Note: This is a daily stock update and the information stands true as of 03/11/25, 09:00 CET.
Company Update:
Orange will pay €4.25bn to buy the 50% stake it didn't own in Mas Orange (owned by KKR, Cinven and Providence) and will consolidate the company in its financial statements. The price paid is below the €5bn requested by the funds and stands around 6.5x EV/EBITDA. Orange expects the deal will generate €500m of synergies (ow 300m were already generated in 2025) and the group will consolidate €9.5bn in additional debt while Mas Orange generate €7.5bn in sales and c 2.5bn in EBITDA.
Expert Opinion:
This is good news.

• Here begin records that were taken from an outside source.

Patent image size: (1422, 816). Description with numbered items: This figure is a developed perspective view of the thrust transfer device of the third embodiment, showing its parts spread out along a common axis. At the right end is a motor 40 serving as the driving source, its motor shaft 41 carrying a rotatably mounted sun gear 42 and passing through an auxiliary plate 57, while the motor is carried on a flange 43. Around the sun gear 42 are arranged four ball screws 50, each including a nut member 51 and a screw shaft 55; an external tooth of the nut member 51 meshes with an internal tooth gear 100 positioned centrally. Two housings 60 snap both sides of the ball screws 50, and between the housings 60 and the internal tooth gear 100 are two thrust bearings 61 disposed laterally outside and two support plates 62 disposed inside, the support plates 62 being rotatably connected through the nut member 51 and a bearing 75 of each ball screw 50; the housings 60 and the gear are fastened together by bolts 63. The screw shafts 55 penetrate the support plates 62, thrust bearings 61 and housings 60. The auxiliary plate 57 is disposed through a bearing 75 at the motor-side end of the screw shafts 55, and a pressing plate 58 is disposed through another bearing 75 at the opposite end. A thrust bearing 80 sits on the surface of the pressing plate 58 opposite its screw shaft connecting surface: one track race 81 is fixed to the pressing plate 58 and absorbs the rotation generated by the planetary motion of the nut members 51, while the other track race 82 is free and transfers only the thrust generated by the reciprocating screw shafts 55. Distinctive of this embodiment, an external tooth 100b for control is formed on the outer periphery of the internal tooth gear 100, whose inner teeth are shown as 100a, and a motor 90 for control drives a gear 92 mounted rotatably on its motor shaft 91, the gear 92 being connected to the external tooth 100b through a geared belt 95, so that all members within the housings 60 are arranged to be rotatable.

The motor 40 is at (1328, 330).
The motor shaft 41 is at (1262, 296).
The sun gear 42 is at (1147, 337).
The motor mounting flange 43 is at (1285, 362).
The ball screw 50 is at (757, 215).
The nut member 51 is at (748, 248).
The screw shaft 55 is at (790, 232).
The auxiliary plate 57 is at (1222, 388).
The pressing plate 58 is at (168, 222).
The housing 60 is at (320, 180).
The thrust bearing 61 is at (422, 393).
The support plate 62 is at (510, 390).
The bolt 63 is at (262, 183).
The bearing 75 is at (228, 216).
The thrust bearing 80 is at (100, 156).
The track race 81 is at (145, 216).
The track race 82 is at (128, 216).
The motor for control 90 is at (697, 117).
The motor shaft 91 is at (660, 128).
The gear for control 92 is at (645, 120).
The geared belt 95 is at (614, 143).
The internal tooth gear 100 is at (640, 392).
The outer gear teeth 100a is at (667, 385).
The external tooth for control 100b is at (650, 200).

While the move was expected (it had been announced a couple of quarters ago), the price paid is a good surprise. We still like the telecom sector and especially Orange. Very much like Orange France, Mas Movil's capex plan has peaked and EBITDA will gradually outgrow capex significantly. This will enable Orange to gradually return more cash to shareholders. Furthermore, the consolidation in Spain could continue with the potential bid by Telefonica on Vodafone Spain. Despite its French exposure, Orange is still an attractive asset that trades on a PE 25 and 26 of 12.3x and 11.2x with a dividend yield of c 5.7%. Our expert still likes Vodafone better (slightly cheaper and better EPS growth) but Orange offers an attractive defensive profile in the sector.